This story is based on a compilation of stories I have heard through my work  as a registered nurse in the Emergency Department and Hospice.  For the purposes of the story that I feel very passionate about telling, Jake is the character that will represent all the stories I have heard and the situations with which I have been involved.  Although this story is not based on any one person, it is never the less completely true and accurate.

This is about the man of my dreams, Jake. He is my best friend and husband of 35 years.  He is 56 years old and has never looked or acted older.  He struggles everyday and it kills me to see him suffer.  You see, he was diagnosed with Coronary Artery Disease 18 months ago and he has not been the same since the doctors told him the blockages in his arteries were too risky for any type of intervention.  He had been having this pain in his chest and arms at night and every time we tried to go for our treasured walks in the woods.

I miss the old him. We used to hike into the middle of the woods and go camping year-round.  We loved nature. Being in the woods together was like our little piece of heaven on earth.  Now, I am sure neither of us knows where our  “heaven on earth” is any longer.  Jake struggles every day just to muster the strength to get to work.  It is not uncommon for him to miss 4-5 days monthly because he had a bad night and could not sleep.  He is always going between the bed and the chair.  It is rare that he even sleeps for more than 2-3 hours uninterrupted.  He says he gets “the pain” at night and his arms ache.  He gets up to “pop a nitro, or two, or three”, as he says.  He wears oxygen more and more all the time to help deliver more oxygen to his ailing heart. That just worries me terribly. I am afraid I will wake up to find my husband gone. I know it will happen at some point, but I am not ready.

The same company has employed Jake since we were married all those years ago.  His boss has been so kind and understanding about his illness and the fact that there is no cure. The strain on his co-workers has been enormous, however, and that wears on Jake, a lot.  He often talks about how he “burdens them” and how “they should just can him for being so useless”.  Jake was their best salesman and he has numerous awards of recognition adorning his office, resting in memory of who he was and what he could accomplish with ease.  Jake was the money-earner for the company at one time, now he is costing his employer thousands of dollars in health care claims and sick time.  In addition, his absenteeism is placing his responsibilities on the backs of all his co-workers and long-time friends.  These are the things that drive him further into depression. Depression makes his chronic illness more pronounced and the symptoms take over.  Jake, from his perspective, is no longer living life.

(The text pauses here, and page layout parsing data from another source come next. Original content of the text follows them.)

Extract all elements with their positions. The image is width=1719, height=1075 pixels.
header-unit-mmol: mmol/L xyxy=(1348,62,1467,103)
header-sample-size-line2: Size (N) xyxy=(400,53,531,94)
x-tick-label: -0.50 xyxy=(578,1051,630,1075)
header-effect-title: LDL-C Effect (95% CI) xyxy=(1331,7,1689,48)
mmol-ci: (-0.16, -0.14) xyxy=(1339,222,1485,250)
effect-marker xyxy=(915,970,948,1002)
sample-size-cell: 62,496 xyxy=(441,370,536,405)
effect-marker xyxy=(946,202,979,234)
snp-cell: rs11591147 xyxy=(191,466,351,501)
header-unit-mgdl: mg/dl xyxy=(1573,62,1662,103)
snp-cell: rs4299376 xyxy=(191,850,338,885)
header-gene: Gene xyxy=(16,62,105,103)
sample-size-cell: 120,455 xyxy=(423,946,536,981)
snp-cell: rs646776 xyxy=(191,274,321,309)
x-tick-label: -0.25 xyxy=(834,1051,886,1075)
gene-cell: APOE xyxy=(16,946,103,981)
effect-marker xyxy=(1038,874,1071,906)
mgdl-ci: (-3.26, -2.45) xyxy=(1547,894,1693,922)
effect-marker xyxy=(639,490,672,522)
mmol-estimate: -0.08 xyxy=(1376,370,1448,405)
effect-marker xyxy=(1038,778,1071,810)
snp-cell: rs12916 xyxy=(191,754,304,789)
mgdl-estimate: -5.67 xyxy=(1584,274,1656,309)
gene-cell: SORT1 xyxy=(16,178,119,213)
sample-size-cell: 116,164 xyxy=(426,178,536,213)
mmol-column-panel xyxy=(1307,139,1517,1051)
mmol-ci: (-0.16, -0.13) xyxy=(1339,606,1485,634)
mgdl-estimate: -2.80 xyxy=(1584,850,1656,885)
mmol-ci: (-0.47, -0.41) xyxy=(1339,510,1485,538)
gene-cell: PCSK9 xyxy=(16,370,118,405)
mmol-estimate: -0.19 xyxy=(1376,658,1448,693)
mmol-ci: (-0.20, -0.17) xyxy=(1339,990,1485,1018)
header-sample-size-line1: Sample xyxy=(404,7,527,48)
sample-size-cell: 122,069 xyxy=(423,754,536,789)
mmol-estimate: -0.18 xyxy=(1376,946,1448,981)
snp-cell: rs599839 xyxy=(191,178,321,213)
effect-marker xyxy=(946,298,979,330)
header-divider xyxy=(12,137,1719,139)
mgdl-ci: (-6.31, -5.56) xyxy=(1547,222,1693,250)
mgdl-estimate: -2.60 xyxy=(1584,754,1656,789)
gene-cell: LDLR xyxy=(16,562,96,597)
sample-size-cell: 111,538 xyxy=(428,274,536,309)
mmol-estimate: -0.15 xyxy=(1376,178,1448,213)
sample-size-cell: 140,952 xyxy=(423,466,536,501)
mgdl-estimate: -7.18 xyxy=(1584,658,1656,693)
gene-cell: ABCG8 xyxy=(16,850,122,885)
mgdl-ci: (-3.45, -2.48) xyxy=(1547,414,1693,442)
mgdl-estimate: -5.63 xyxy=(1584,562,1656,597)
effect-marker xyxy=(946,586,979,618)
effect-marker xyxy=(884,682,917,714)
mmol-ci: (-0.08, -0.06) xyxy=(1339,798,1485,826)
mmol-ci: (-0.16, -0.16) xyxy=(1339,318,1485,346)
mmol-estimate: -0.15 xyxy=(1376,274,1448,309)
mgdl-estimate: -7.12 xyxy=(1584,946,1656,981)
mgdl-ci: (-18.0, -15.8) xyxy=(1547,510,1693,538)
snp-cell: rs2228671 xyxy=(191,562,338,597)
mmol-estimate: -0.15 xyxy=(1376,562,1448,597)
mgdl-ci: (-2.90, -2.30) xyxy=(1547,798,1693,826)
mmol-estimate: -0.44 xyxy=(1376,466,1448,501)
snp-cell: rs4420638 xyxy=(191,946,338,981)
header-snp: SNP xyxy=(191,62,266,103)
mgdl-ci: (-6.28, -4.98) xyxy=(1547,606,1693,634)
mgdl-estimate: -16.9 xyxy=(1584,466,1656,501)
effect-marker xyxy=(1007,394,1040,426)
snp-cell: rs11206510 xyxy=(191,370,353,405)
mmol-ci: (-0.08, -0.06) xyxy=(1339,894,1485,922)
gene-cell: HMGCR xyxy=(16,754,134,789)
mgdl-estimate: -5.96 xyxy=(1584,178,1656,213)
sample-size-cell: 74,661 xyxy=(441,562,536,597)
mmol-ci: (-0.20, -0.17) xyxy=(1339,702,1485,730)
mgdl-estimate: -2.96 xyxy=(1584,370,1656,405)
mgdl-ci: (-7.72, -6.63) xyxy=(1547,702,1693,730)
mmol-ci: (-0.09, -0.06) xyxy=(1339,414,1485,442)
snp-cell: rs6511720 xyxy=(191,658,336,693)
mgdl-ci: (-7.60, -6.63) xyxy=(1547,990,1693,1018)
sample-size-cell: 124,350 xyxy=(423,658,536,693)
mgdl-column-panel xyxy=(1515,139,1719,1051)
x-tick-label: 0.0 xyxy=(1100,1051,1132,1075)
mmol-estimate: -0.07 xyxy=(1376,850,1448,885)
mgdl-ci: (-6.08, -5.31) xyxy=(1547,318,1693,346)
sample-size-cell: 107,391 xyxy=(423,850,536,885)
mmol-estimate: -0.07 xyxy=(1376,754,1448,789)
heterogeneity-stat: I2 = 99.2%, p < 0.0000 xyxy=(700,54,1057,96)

Research on chronic illness and depression indicates that depression rates are high among patients with chronic conditions:

Heart Attack: 40% -65% experience depression

Coronary Heart Disease (without heart attack): 18% – 20% experience depression

Stroke: 10% – 27% experience depression

Diabetes: 25% experience depression

Chronic Pain Syndrome: 30% – 54% experience depression

Most disease processes can be controlled through preventative health actions such as yearly visits to the doctor, weight management through proper nutrition and exercise and stress management.

Maybe going for regular check-ups at the doctor and listening to our bodies really is the best way to ensure the best life possible, unfortunately, for Jake, it’s just too late.